Der Fall, den das Schöffengericht unter Richter Stefan Groß entscheiden muss, ist so schwierig und so einfach wie fast alle Sexualdelikte. Zum Kerngeschehen gibt es nur zwei Zeugen: den Angeklagten und das mutmaßliche Opfer. Es geht darum, ihm die Tat zweifelsfrei nachzuweisen oder ihn freizusprechen.

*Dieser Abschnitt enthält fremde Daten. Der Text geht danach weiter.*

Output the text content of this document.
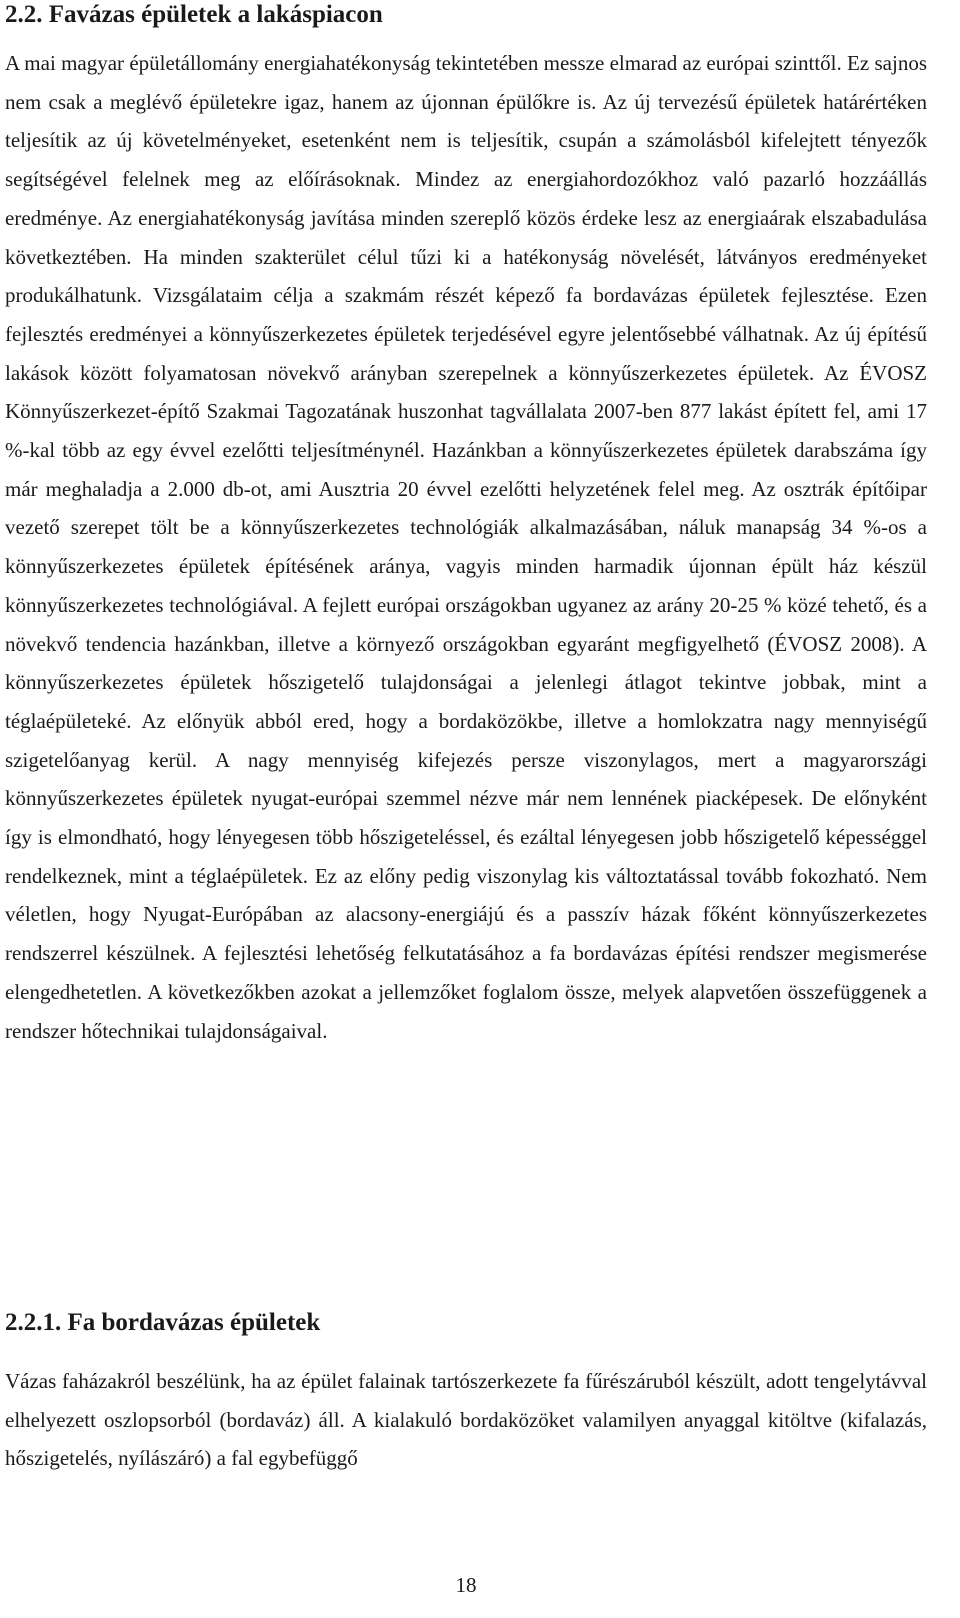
2.2. Favázas épületek a lakáspiacon

A mai magyar épületállomány energiahatékonyság tekintetében messze elmarad az európai szinttől. Ez sajnos nem csak a meglévő épületekre igaz, hanem az újonnan épülőkre is. Az új tervezésű épületek határértéken teljesítik az új követelményeket, esetenként nem is teljesítik, csupán a számolásból kifelejtett tényezők segítségével felelnek meg az előírásoknak. Mindez az energiahordozókhoz való pazarló hozzáállás eredménye. Az energiahatékonyság javítása minden szereplő közös érdeke lesz az energiaárak elszabadulása következtében. Ha minden szakterület célul tűzi ki a hatékonyság növelését, látványos eredményeket produkálhatunk. Vizsgálataim célja a szakmám részét képező fa bordavázas épületek fejlesztése. Ezen fejlesztés eredményei a könnyűszerkezetes épületek terjedésével egyre jelentősebbé válhatnak. Az új építésű lakások között folyamatosan növekvő arányban szerepelnek a könnyűszerkezetes épületek. Az ÉVOSZ Könnyűszerkezet-építő Szakmai Tagozatának huszonhat tagvállalata 2007-ben 877 lakást épített fel, ami 17 %-kal több az egy évvel ezelőtti teljesítménynél. Hazánkban a könnyűszerkezetes épületek darabszáma így már meghaladja a 2.000 db-ot, ami Ausztria 20 évvel ezelőtti helyzetének felel meg. Az osztrák építőipar vezető szerepet tölt be a könnyűszerkezetes technológiák alkalmazásában, náluk manapság 34 %-os a könnyűszerkezetes épületek építésének aránya, vagyis minden harmadik újonnan épült ház készül könnyűszerkezetes technológiával. A fejlett európai országokban ugyanez az arány 20-25 % közé tehető, és a növekvő tendencia hazánkban, illetve a környező országokban egyaránt megfigyelhető (ÉVOSZ 2008). A könnyűszerkezetes épületek hőszigetelő tulajdonságai a jelenlegi átlagot tekintve jobbak, mint a téglaépületeké. Az előnyük abból ered, hogy a bordaközökbe, illetve a homlokzatra nagy mennyiségű szigetelőanyag kerül. A nagy mennyiség kifejezés persze viszonylagos, mert a magyarországi könnyűszerkezetes épületek nyugat-európai szemmel nézve már nem lennének piacképesek. De előnyként így is elmondható, hogy lényegesen több hőszigeteléssel, és ezáltal lényegesen jobb hőszigetelő képességgel rendelkeznek, mint a téglaépületek. Ez az előny pedig viszonylag kis változtatással tovább fokozható. Nem véletlen, hogy Nyugat-Európában az alacsony-energiájú és a passzív házak főként könnyűszerkezetes rendszerrel készülnek. A fejlesztési lehetőség felkutatásához a fa bordavázas építési rendszer megismerése elengedhetetlen. A következőkben azokat a jellemzőket foglalom össze, melyek alapvetően összefüggenek a rendszer hőtechnikai tulajdonságaival.

2.2.1. Fa bordavázas épületek

Vázas faházakról beszélünk, ha az épület falainak tartószerkezete fa fűrészáruból készült, adott tengelytávval elhelyezett oszlopsorból (bordaváz) áll. A kialakuló bordaközöket valamilyen anyaggal kitöltve (kifalazás, hőszigetelés, nyílászáró) a fal egybefüggő

18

Der Angeklagte, der ein Café mit Spielautomaten betreibt, soll die Schülerin nachts um zwei Uhr begrapscht haben, als sie als letzter Gast von der Toilette kam und er die Gaststätte bereits abgeschlossen hatte. Festgehalten haben soll er sie, an Gesäß und Busen berührt haben. Als sie schrie, soll er die Tür geöffnet haben, sie durfte gehen.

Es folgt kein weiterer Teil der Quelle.